HKLM\Software\Microsoft\Windows\CurrentVersion\LAPS\Config キーの下に BackupDirectory という名前の REG_DWORD レジストリ値を作成し、値 0 に設定してレガシ Microsoft LAPS エミュレーション モードを無効にすることで、このような中断の可能性を回避することができます。 この値を設定すると、レガシ Microsoft LAPS CSE がインストールされているかどうかを問わず、Windows LAPS はレガシ Microsoft LAPS エミュレーション モードになりません。 この値は、一時的または永続的に使用できます。 新しい Windows LAPS ポリシーを構成する場合は、その新しいポリシーが優先されます。 Windows LAPS ポリシーの優先順位の詳細については、「Windows LAPS のポリシー設定を構成する」を参照してください。

制限付きの管理サポート

Get-LapsADPassword コマンドレットは、レガシ Microsoft LAPS パスワード属性 (ms-Mcs-AdmPwd) の取得をサポートしています。 結果の出力の AccountPasswordUpdateTime のフィールドは常に空白になります。 次に例を示します。

PS C:\> Get-LapsADPassword -Identity lapsAD2 -AsPlainText
ComputerName        : LAPSAD2
DistinguishedName   : CN=LAPSAD2,OU=LapsTestOU,DC=laps,DC=com
Account             :
Password            : SV6[y1n3JG+3l8
PasswordUpdateTime  :
ExpirationTimestamp : 7/31/2022 12:43:10 PM
Source              : LegacyLapsCleartextPassword
DecryptionStatus    : NotApplicable
AuthorizedDecryptor : NotApplicable

Set-LapsADPasswordExpirationTime コマンドレットは、レガシ Microsoft LAPS のパスワード有効期限属性 (ms-Mcs-AdmPwdExpirationTime) の期限切れまたは変更をサポートしていません。

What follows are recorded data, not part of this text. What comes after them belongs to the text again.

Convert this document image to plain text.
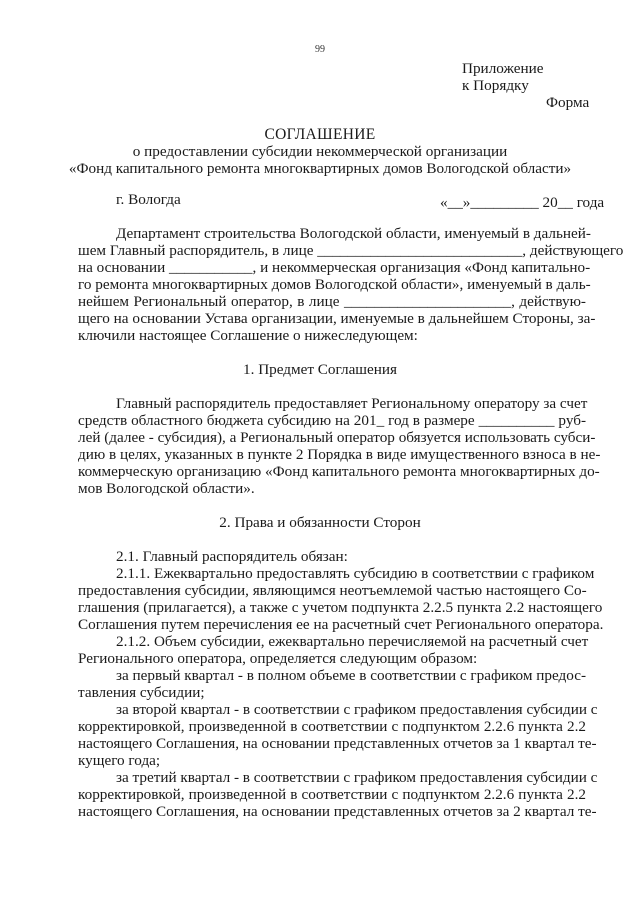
99
Приложение
к Порядку
Форма
СОГЛАШЕНИЕ
о предоставлении субсидии некоммерческой организации
«Фонд капитального ремонта многоквартирных домов Вологодской области»
г. Вологда	«__»_________ 20__ года
Департамент строительства Вологодской области, именуемый в дальней-
шем Главный распорядитель, в лице ___________________________, действующего
на основании ___________, и некоммерческая организация «Фонд капитально-
го ремонта многоквартирных домов Вологодской области», именуемый в даль-
нейшем Региональный оператор, в лице ______________________, действую-
щего на основании Устава организации, именуемые в дальнейшем Стороны, за-
ключили настоящее Соглашение о нижеследующем:
1. Предмет Соглашения
Главный распорядитель предоставляет Региональному оператору за счет
средств областного бюджета субсидию на 201_ год в размере __________ руб-
лей (далее - субсидия), а Региональный оператор обязуется использовать субси-
дию в целях, указанных в пункте 2 Порядка в виде имущественного взноса в не-
коммерческую организацию «Фонд капитального ремонта многоквартирных до-
мов Вологодской области».
2. Права и обязанности Сторон
2.1. Главный распорядитель обязан:
2.1.1. Ежеквартально предоставлять субсидию в соответствии с графиком
предоставления субсидии, являющимся неотъемлемой частью настоящего Со-
глашения (прилагается), а также с учетом подпункта 2.2.5 пункта 2.2 настоящего
Соглашения путем перечисления ее на расчетный счет Регионального оператора.
2.1.2. Объем субсидии, ежеквартально перечисляемой на расчетный счет
Регионального оператора, определяется следующим образом:
за первый квартал - в полном объеме в соответствии с графиком предос-
тавления субсидии;
за второй квартал - в соответствии с графиком предоставления субсидии с
корректировкой, произведенной в соответствии с подпунктом 2.2.6 пункта 2.2
настоящего Соглашения, на основании представленных отчетов за 1 квартал те-
кущего года;
за третий квартал - в соответствии с графиком предоставления субсидии с
корректировкой, произведенной в соответствии с подпунктом 2.2.6 пункта 2.2
настоящего Соглашения, на основании представленных отчетов за 2 квартал те-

Windows Server Active Directory ユーザーとコンピューターの管理コンソールの Windows LAPS プロパティ ページでは、レガシ Microsoft LAPS 属性の表示または管理はサポートされていません。

ログ記録

Windows LAPS がレガシ Microsoft LAPS エミュレーション モードで実行されると、現在のポリシー構成の詳細を示す 10023 イベントがログに記録されます。

Microsoft LAPS 構成イベント ログ メッセージを示すイベント ログのスクリーンショット。

それ以外の場合、レガシ Microsoft LAPS エミュレーション モードで実行されないときに Windows LAPS によってログに記録されるのと同じイベントも、それがレガシ Microsoft LAPS エミュレーション モードで実行されるときに記録されます。

こちらもご覧ください

この記事では、レガシ Microsoft LAPS の他の側面の管理については詳しく説明しません。 詳細については、ダウンロード ページのレガシ Microsoft LAPS のドキュメントを参照してください。